Overtime, her attention to the practice waned.  Some of that was likely due to her age. I imagine a lot of it had to do with the environment.  It’s not as if I was actively encouraging her or offering to take her to church. We never stood in her way, but we also didn’t make it easy.  Something that I deeply regret in hindsight.  

Regardless, I believe that Rylie was comfortable in her faith.  She believed in Jesus and it is my deepest prayer that she is alongside him in heaven looking down on all of us.  

That sentence… is so hard to write.  It’s hard to say out loud because I still am wrestling with my own beliefs. I don’t know if it’s the result of a lifetime of uncertainty or feeling like the subject is taboo.  Perhaps it’s more to do with a brain that constantly wants to poke holes. More likely, it’s because I’m afraid to be wrong or be judged. Perhaps it has to do with this whole idea of surrender.  Regardless, it’s the truth.

The death of a child, the death of anyone, can cause people to question their beliefs. It can either strengthen or shatter those beliefs.  When Rylie was in the hospital, I brought her Bible in. I took comfort in having it nearby. I began praying with her each night. I would hold her hands and whisper prayers, but only late at night when no one could see.   Late at night when I felt safe to explore the little voice in my head that just told me that was what I was supposed to do. I don’t remember the words. I just remember the act. The moments of knowing that no matter what anyone else thought or felt, that is exactly what Rylie need from me. And so I prayed. 

After she died, I kept her Bible with me.  I began opening it on my own periodically. I began exploring.  I found a verse she’d underlined and clung to it.  

But decades of habits, of questioning instead of surrendering, are hard to break.  When things are hard, I, like most people, default to the path of least resistance.  While no one was really standing in my way, and in fact I had many people walking alongside and encouraging my exploration, the story I told myself was one of judgement.  One that told me it was easier to default to questioning or at the very least just not make a statement one way or another.  

It felt too scary, too ambiguous, too vulnerable.  But, the idea of accepting that this “greater power” as God had taken seed.  With that idea came thousands of questions.

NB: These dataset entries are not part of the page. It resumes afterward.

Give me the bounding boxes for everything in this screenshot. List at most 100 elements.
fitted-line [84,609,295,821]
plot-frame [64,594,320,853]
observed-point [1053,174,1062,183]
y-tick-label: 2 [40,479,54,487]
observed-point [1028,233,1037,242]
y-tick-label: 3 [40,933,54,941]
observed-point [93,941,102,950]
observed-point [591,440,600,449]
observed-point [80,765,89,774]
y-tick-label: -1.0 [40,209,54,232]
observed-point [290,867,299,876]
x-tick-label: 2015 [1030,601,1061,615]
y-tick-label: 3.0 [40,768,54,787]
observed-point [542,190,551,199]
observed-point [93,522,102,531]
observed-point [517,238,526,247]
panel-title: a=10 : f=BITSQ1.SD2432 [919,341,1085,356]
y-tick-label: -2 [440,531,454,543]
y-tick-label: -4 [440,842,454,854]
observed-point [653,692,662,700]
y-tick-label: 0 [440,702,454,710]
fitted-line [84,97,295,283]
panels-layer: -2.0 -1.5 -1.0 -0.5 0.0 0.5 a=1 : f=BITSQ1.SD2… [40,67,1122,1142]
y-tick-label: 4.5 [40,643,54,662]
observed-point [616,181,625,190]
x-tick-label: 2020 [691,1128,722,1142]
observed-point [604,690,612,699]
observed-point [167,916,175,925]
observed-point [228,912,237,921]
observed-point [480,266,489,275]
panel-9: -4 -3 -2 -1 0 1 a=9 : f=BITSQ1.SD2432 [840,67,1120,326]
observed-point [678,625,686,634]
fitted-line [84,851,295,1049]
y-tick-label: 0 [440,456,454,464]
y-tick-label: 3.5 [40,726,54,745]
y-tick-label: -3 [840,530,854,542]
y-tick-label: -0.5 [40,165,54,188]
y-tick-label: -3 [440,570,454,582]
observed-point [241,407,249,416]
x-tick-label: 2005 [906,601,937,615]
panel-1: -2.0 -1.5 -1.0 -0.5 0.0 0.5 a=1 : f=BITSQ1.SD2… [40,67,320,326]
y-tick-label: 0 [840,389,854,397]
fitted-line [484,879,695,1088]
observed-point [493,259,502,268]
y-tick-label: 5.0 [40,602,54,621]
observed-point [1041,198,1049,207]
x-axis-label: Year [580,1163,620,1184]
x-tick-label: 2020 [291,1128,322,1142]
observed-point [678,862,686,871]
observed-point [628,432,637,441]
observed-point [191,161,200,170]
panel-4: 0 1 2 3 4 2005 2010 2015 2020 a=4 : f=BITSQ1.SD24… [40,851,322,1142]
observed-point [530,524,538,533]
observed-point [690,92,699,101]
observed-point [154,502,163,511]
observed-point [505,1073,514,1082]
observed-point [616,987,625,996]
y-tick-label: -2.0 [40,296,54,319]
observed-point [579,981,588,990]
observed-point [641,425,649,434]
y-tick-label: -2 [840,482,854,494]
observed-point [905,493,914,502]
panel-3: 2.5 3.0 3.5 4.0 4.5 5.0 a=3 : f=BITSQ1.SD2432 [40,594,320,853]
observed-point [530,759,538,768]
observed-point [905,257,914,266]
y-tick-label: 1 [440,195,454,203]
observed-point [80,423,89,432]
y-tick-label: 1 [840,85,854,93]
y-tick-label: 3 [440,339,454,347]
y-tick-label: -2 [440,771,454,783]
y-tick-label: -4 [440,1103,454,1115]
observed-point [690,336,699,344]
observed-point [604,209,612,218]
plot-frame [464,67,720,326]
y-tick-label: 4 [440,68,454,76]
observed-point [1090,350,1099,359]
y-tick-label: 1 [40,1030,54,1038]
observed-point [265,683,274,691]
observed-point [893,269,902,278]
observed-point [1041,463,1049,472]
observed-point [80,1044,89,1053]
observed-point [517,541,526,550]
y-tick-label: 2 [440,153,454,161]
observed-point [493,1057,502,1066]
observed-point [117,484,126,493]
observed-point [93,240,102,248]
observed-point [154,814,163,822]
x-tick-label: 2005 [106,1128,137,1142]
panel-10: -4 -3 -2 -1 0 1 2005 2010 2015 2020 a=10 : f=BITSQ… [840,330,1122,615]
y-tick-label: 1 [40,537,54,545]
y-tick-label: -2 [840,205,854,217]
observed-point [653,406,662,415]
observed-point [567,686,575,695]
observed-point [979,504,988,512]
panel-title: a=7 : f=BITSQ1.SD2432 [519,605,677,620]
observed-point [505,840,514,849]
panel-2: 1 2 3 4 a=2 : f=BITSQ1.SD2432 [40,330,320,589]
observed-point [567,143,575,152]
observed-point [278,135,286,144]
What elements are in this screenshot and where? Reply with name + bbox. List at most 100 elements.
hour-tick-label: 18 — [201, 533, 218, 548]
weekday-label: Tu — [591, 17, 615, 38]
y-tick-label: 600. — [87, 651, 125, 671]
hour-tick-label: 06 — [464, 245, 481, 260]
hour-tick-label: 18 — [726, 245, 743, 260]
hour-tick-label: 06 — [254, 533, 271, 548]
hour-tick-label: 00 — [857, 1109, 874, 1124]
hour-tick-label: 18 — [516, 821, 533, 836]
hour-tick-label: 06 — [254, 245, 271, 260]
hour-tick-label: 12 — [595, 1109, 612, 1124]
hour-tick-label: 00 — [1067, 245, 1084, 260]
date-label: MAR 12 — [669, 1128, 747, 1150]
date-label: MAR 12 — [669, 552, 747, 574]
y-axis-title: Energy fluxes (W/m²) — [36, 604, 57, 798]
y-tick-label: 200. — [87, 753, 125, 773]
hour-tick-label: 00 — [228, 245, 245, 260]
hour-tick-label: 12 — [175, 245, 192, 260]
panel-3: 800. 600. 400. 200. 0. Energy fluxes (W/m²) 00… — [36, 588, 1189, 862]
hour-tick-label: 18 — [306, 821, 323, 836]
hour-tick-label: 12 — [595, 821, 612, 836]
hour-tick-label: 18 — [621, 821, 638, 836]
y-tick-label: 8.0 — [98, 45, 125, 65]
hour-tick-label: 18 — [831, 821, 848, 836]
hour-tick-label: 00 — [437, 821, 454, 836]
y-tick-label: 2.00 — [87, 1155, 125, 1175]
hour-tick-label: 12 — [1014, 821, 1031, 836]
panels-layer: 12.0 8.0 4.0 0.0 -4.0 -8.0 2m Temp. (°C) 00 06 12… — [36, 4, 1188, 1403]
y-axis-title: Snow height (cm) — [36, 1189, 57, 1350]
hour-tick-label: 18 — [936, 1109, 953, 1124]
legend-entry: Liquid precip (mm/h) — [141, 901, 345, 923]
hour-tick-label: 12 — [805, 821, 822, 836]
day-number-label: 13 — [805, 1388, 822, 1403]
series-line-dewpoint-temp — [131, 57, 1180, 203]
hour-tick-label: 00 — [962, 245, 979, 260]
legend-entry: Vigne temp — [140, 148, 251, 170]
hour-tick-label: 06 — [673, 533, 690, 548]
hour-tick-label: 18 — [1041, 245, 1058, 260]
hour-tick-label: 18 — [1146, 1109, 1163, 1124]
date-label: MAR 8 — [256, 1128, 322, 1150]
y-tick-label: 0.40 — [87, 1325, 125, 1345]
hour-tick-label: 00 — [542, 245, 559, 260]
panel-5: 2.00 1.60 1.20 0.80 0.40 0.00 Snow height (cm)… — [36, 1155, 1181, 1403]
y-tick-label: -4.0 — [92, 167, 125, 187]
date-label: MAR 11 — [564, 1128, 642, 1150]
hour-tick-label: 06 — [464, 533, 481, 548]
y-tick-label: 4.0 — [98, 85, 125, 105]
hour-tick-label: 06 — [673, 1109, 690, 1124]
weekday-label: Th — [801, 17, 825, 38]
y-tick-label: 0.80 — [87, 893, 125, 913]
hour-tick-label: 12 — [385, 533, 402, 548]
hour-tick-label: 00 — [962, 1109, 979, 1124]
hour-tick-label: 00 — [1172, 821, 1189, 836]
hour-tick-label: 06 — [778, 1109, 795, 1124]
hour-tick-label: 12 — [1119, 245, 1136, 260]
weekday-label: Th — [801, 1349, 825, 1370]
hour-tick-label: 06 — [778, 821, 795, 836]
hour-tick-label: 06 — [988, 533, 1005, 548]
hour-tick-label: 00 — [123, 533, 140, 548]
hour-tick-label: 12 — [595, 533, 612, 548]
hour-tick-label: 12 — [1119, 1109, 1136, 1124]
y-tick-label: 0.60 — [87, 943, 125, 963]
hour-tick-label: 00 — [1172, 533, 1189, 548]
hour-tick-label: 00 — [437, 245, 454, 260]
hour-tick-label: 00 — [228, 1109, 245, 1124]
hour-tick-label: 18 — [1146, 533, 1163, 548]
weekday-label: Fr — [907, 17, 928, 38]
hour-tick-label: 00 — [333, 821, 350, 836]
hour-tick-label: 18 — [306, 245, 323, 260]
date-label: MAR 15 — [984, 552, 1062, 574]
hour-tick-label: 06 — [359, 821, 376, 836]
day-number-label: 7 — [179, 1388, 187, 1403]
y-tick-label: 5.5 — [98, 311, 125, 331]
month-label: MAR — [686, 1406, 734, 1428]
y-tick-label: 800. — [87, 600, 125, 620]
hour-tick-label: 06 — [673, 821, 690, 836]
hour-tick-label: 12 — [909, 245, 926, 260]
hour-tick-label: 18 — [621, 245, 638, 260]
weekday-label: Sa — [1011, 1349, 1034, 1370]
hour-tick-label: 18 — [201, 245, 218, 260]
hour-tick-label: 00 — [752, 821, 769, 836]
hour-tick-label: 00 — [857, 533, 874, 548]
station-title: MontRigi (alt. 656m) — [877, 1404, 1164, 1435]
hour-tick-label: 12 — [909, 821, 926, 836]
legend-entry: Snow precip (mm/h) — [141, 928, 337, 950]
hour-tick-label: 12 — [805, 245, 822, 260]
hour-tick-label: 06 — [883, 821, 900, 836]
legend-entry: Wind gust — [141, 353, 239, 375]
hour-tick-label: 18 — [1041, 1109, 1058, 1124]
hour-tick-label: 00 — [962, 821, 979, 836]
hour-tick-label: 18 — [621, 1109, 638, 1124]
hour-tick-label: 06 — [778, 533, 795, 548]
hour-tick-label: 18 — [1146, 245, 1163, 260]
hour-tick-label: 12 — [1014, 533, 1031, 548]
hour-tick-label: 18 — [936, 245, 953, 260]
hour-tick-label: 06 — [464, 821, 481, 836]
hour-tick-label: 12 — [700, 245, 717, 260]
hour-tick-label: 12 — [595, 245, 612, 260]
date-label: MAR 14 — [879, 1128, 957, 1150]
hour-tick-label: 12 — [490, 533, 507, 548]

Thousands of ideas that clashed with certain notions that I’ve held on to for years, both good and bad.  

With it also came some amazingly wonderful opportunities to openly explore with a trusted few people.  I have been taken under the wing of several fantastic human beings, two in particular, that accept me “as is”.  They know I wrestle. They know we all wrestle. They invite me wrestle with them alongside as a coach, or even to spar.  To ask questions. To poke holes. To explore possibilities with an open heart. They never judge, but simply ask me great questions which have helped me become more comfortable in my own beliefs.  

I still have so far to go, but I’m am more open about where I am on the journey.  It is because of these experiences, these people, and the example of my Rylie that I was able to start wrestling with the idea of surrender these past months.  

I’ve read books.  I’ve listened to podcasts.  I’ve had deep conversations with others.   I’ve attended studies. But still I wrestle.